TIP!!

The other day, Lime was helping me look around the Korean online markets to see how prices for tank-topped water-coolers compare to offline prices. In my old place, in Jeonju, the water tank company let subscribers have the cooler for free if they bought a certain minimum number of bottles a month, and let me tell you, in a country where the taps don’t gush drinking water, a cooler is a wonderful convenience: it’s not only nice cold water on call, but also hot water on call, hot enough to make a cup of tea immediately, if you like.
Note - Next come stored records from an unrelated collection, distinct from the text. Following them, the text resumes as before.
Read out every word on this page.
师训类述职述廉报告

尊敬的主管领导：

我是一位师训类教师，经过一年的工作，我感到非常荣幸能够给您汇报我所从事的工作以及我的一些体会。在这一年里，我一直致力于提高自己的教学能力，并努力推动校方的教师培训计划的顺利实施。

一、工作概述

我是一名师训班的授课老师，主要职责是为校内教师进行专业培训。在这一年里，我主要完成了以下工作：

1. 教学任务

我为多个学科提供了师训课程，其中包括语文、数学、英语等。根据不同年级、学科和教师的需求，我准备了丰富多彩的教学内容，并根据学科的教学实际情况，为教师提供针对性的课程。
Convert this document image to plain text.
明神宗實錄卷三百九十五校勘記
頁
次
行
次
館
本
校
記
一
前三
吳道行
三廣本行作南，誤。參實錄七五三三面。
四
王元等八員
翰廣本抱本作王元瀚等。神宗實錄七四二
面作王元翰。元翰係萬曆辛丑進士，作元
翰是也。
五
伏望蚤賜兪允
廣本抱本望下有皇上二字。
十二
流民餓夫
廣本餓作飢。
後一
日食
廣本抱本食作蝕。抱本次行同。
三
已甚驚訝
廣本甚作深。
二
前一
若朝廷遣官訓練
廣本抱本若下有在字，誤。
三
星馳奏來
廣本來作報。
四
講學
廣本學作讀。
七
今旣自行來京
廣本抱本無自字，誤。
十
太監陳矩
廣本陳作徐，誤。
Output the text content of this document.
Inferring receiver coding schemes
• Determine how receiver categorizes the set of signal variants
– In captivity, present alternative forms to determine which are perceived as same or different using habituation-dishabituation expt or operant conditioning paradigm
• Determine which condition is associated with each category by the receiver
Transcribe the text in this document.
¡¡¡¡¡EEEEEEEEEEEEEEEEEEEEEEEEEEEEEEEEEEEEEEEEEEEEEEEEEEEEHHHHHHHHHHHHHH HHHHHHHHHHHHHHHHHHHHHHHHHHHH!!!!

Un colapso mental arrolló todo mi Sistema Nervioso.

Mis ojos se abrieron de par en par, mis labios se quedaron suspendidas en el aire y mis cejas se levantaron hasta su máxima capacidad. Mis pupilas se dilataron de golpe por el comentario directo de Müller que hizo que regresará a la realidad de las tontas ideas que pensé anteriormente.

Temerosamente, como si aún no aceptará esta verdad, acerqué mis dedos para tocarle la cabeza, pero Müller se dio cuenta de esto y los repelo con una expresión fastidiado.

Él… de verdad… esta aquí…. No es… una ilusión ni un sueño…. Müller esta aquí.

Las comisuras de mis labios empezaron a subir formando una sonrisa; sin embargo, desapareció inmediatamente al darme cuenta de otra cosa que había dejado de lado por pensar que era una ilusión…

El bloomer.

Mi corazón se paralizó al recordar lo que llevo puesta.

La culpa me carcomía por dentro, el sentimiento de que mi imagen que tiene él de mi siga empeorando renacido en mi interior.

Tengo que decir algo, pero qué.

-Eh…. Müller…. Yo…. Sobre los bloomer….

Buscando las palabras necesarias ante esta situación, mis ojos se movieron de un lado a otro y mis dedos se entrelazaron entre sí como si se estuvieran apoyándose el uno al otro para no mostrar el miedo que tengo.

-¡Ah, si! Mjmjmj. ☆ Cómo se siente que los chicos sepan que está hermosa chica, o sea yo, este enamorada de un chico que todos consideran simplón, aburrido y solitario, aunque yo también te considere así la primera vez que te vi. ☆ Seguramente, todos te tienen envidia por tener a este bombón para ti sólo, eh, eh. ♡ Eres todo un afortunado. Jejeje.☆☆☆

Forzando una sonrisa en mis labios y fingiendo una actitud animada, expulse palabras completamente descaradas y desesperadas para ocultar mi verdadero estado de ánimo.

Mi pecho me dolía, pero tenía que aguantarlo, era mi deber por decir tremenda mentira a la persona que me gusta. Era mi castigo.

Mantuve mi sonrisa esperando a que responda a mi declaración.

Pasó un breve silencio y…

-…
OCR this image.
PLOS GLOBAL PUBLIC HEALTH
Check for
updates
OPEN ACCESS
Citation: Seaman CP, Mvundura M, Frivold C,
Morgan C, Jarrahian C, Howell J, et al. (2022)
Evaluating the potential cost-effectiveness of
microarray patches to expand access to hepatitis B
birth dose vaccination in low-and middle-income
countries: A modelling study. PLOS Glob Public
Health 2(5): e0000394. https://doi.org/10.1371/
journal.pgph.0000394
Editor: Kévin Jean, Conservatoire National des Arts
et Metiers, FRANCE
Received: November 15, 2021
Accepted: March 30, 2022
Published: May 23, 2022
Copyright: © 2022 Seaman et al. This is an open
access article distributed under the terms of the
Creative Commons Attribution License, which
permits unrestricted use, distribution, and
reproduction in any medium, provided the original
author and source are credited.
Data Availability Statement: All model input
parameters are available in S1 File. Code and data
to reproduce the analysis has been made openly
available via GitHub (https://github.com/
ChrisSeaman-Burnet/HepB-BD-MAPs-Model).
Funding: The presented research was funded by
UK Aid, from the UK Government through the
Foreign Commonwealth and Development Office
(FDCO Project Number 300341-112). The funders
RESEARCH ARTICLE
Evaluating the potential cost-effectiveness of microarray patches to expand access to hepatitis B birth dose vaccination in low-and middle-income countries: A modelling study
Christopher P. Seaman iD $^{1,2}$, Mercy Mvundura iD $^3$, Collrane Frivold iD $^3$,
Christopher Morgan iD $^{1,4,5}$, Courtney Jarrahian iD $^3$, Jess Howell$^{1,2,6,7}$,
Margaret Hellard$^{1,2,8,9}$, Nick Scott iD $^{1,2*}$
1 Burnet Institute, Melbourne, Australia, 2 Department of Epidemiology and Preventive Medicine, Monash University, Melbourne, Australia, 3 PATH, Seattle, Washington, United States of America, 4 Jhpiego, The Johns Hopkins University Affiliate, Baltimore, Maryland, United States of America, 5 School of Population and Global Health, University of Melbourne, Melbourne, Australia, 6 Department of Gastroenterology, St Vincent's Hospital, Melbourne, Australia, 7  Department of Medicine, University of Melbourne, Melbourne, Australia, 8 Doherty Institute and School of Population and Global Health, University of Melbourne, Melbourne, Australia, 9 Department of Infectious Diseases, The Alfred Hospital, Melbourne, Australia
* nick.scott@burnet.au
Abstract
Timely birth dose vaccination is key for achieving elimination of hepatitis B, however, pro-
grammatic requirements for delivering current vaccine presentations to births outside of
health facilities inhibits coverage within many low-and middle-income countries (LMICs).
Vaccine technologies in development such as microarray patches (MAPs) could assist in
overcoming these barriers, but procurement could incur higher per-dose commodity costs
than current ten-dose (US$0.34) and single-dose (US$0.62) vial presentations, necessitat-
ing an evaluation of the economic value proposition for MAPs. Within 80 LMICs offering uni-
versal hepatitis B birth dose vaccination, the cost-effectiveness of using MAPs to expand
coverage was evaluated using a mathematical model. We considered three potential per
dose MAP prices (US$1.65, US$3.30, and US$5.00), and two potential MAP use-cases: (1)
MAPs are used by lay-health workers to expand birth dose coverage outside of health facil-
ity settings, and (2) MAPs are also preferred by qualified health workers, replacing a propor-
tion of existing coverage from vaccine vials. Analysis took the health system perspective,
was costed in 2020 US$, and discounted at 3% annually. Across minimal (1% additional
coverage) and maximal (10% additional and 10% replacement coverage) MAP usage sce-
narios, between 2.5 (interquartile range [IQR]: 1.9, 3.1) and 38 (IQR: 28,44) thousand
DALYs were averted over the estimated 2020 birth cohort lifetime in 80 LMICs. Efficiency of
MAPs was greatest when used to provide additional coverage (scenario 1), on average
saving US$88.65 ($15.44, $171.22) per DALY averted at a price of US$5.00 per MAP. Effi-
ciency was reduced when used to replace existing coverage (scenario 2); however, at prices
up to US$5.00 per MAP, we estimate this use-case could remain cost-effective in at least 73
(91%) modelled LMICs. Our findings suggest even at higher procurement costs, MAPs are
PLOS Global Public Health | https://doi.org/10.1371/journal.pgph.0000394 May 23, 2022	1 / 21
Well, the final verdict was that they’re about W50,000 — around fifty bucks US — cheaper online, but it took us a while to figure this out. We saw all kinds of ads, but one of the strangest we ran across was for this little guy:

The funniest water cooler ad I\'ve ever seen!

Now, for those of you who don’t live in Korea, or don’t want to jump to conclusions, let me clarify: yes, Cass is a kind of beer, a sort of lite beer. The TIP! noted is basically just that you can use this little penguin cooler not only for water, but for any liquid you care to fill up a tank with. (Beer and juice specifically are mentioned. Let’s hope there’s no pulp in the juice…) It’s a mini cooler, portable by the look of it, and I don’t know if it even plugs in, but the online markets are full of pictures of this thing. It’s really small, and Lime was going on about how cute it was. This, she realized, was one major reason why I’d never want it in my house, but man, the ad itself was funny. Can you imagine inviting your buddies over, and then offering them nice, cool beer from…

“Oh yeah, man, my funky new penguin beer cooler! Check this out! My girlfriend’s got one for orange juice in the other room, too. Isn’t it cute?”

Ah, the endless wonders of mysterious Asia

5 thoughts on “TIP!!

  1. I think it is smart to buy one for even 120. You can hopefully resell it for 50 when you leave, unless you are here a long, long time. Also, remember all those times you paid for water you didn’t use during vacation. Do you remember the constant pressure I am under to drink my quota of water. It isn’t easy man. If you own the machine, you have no pressure. You can drink or not drink as you see fit. That’s freedom. Cheap freedom at that….

  2. Well, yeah, I think it’s a pretty good idea. However, there are a couple of differences from the system in Bucheon:

    1. The guy only comes on Fridays, so if you want a bottle for the week, you have to be finished the first one by Friday. (Not gonna happen this week.)

    2. There’s not even the option of renting one from the company here: they just don’t offer that with the company that everyone in this building uses. Instead, a lot of people use pumps. I myself simply opened up the bottle and used a big fridge jug because I didn’t have a cooler. My new place is small enough that I thought about just doing it that way all along, but I’m not sure I want to be lifting a big jug like that too often.

    3. Yeah, the whole “pressure to drink water” thing is just not that cool. I didn’t so much mind paying the machine rental fee while away on vacation, though, since after all it’s a subscription service. But you’re right, a straightforward pay-as-you-go system is definitely preferable.

    By the way, how much are coolers in the shop down there? Up here, the cheapest I saw at E-mart was W160,000, but online we saw one for W110,000 that looked almost the same.

  3. I’ve bought two, one for home and one for my office.the big 20L jugs cost 5,000 won each and when they are empty we call the guy and he comes takes them away and replaces with new ones. Any day any time. We do 2 jugs at a time.

  4. Right, but they have a system here and the guy comes on Fridays, or at least that’s what everyone tells me. But I’m okay with that. I think I’ll be in good shape for a bottle on Friday. In fact, I think I’ll make sure, just because having a little extra is better than not having enough. This I know very well from personal experience. :)

  5. By the way — the other thing I love about having one of these things in the house is that it frees me from having to carry out so much recycling. I HATED not only the waste of plastic, but also the annoyance of carrying down bottles by the bushel, which is what you’re stuck doing when you buy 2L bottles one by one. With a big tank, a lot of hassle and some environmental unfriendliness go out the window. Win-win situation, if you ask me.